Carlos Alberto “Indio” Solari, histórico líder de Patricio Rey y sus Redonditos de Ricota y una de las voces más emblemáticas de la música argentina, murió este viernes a los 77 años. El artista falleció en su casa de Parque Leloir tras varios años conviviendo con la enfermedad de Parkinson, diagnóstico que había hecho público en 2016 y que lo había alejado progresivamente de los escenarios.
La noticia provocó una inmediata conmoción en el mundo de la cultura y entre millones de seguidores que durante décadas construyeron alrededor de su figura uno de los fenómenos más singulares de la historia del rock nacional. Desde la separación de Los Redondos en 2001 hasta su etapa al frente de Los Fundamentalistas del Aire Acondicionado, Solari mantuvo una convocatoria masiva y una influencia artística que trascendió generaciones.
Nacido en Paraná en 1949 y criado en La Plata, fundó junto a Skay Beilinson la banda Patricio Rey y sus Redonditos de Ricota a mediados de los años 70. Con discos como Oktubre, Un baión para el ojo idiota, Bang! Bang! y Luzbelito, el grupo se convirtió en un símbolo de independencia artística y en uno de los proyectos más influyentes del rock latinoamericano.
Tras la disolución de Los Redondos, inició una exitosa carrera solista acompañado por Los Fundamentalistas del Aire Acondicionado. Sus recitales batieron récords de convocatoria y consolidaron una mística única dentro de la música argentina. Su última presentación en vivo fue en Olavarría, en 2017, un show multitudinario que marcó el final de su actividad sobre los escenarios.

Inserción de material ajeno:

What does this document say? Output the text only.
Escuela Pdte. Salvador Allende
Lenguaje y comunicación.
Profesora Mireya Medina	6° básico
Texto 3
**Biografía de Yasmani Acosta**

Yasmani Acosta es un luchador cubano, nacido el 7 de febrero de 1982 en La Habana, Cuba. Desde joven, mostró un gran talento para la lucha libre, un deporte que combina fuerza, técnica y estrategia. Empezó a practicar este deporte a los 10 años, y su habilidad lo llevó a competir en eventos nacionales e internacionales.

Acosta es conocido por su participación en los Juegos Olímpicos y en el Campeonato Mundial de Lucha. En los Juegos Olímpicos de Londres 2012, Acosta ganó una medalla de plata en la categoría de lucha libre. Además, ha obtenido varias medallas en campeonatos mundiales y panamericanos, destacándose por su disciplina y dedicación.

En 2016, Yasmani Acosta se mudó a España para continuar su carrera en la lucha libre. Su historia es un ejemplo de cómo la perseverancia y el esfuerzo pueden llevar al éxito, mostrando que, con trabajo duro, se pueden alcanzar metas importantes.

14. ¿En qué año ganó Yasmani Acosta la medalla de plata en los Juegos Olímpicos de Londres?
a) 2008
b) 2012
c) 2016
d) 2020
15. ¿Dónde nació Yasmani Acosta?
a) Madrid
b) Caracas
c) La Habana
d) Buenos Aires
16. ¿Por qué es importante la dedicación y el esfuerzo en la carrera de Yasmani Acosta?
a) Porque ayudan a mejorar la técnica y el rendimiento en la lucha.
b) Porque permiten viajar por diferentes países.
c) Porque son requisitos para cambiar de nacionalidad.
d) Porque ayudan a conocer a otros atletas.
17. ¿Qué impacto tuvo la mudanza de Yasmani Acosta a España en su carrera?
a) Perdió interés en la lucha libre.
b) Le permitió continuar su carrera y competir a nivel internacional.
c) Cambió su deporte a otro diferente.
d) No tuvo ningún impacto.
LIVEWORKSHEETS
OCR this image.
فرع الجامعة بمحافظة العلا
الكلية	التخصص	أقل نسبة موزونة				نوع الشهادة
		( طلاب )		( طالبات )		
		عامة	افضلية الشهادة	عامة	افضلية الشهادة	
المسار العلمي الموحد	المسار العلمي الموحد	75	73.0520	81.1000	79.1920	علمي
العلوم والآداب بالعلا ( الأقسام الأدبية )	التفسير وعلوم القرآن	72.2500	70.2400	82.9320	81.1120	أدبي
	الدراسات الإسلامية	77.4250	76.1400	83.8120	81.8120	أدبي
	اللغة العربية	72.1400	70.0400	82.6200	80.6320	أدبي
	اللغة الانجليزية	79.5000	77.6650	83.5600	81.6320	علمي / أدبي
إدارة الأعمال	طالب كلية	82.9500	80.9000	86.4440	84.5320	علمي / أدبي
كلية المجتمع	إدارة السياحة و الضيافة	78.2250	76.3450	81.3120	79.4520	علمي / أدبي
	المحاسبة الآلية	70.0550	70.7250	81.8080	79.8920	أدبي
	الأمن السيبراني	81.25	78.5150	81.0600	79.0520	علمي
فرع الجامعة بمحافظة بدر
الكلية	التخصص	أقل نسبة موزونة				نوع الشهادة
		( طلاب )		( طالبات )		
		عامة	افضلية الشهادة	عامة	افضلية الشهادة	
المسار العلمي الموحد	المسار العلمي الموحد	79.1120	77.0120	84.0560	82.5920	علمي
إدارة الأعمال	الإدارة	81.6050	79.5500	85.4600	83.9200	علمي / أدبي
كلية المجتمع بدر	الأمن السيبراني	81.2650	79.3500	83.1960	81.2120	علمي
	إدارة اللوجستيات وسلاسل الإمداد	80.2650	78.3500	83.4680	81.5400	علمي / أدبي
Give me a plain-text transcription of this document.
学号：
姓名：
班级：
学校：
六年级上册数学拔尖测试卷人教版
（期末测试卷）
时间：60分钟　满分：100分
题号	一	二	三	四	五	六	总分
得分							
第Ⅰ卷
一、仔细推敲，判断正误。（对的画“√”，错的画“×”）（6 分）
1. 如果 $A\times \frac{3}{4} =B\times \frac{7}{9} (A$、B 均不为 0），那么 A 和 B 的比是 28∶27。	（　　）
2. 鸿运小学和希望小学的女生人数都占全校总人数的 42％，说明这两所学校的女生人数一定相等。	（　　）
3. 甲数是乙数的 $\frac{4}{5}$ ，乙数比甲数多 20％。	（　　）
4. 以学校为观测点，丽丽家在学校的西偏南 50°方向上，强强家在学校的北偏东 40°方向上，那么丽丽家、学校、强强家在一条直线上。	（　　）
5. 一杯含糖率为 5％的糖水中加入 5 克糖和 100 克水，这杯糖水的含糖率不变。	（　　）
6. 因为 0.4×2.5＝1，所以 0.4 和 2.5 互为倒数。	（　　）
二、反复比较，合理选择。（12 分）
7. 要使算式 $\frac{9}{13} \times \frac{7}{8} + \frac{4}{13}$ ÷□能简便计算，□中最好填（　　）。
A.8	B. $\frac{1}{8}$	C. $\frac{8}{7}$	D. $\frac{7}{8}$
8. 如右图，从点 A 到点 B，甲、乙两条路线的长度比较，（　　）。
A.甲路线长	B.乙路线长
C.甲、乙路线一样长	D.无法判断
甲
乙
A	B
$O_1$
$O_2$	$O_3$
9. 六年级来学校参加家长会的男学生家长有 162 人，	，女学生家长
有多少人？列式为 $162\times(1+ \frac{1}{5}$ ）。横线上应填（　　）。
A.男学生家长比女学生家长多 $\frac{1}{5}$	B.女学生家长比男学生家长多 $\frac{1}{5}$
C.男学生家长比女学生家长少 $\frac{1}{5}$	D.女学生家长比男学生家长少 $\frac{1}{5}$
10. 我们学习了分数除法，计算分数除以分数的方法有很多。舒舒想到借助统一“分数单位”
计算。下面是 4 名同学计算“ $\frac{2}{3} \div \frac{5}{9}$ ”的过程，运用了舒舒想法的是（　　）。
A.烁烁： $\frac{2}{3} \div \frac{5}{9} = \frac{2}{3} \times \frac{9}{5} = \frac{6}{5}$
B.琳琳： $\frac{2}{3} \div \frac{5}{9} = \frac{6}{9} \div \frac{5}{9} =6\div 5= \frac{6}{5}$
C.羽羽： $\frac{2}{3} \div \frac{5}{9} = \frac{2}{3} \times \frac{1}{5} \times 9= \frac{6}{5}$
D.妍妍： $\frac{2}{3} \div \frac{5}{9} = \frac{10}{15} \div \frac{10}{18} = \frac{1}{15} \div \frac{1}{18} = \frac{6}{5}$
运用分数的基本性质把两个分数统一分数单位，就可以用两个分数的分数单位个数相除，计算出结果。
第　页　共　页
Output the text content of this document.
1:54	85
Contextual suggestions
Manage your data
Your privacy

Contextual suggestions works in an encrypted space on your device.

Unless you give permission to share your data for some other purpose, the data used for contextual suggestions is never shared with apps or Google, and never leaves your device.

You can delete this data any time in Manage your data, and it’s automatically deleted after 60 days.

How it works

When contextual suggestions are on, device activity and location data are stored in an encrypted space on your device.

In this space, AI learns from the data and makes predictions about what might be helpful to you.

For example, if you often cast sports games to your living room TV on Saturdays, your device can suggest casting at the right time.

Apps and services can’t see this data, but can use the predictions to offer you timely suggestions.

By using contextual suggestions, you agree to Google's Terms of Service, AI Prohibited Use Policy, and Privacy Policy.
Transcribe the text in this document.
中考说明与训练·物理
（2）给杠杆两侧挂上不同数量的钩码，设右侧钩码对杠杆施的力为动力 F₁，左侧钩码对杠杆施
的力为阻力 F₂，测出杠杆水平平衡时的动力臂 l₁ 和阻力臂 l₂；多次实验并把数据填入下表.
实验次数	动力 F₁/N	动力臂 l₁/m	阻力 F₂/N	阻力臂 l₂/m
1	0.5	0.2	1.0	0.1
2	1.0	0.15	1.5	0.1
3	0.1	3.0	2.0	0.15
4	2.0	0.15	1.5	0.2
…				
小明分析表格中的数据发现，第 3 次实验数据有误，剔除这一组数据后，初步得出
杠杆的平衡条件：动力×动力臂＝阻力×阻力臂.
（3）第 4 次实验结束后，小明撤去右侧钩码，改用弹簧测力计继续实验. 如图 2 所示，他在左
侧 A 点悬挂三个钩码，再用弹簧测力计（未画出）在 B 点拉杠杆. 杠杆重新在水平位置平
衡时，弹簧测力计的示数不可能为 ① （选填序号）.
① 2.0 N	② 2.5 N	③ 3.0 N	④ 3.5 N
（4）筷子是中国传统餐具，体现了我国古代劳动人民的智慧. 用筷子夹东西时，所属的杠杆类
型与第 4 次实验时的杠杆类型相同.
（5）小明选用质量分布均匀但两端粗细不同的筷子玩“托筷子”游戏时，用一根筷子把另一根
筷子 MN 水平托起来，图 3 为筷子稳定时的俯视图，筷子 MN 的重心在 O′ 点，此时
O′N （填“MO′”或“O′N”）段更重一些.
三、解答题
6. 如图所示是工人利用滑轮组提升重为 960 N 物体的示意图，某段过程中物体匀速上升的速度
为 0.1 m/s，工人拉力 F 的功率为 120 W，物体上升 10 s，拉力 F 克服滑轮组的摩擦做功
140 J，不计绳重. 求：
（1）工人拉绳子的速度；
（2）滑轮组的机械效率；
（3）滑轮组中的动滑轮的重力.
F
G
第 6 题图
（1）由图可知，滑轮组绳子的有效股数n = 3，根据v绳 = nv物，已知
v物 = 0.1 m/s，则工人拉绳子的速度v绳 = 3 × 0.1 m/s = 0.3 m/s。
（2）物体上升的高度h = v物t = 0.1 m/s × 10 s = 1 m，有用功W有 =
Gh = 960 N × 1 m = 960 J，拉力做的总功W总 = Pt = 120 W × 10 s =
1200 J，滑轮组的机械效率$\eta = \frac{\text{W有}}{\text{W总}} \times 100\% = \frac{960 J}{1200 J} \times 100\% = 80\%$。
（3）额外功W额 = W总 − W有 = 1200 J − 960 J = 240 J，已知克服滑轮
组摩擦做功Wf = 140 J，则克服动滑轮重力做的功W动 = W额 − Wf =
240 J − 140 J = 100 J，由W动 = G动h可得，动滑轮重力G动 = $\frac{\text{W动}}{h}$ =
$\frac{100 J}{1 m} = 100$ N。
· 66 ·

Más allá de la música, Solari construyó una figura casi legendaria. Reservado frente a los medios, reacio a la exposición pública y dueño de una poética cargada de simbolismos, logró convertirse en un referente cultural cuya influencia se extendió al arte, la literatura y la política. En los últimos años mantuvo apariciones esporádicas y mensajes dirigidos a sus seguidores, mientras continuaba trabajando desde su estudio personal.
Su muerte cierra un capítulo fundamental de la historia del rock argentino. Desde artistas, dirigentes políticos y figuras de la cultura hasta miles de fanáticos, las redes sociales comenzaron a llenarse de mensajes de despedida para quien fue, durante más de cuatro décadas, una de las voces más influyentes y convocantes de la música nacional.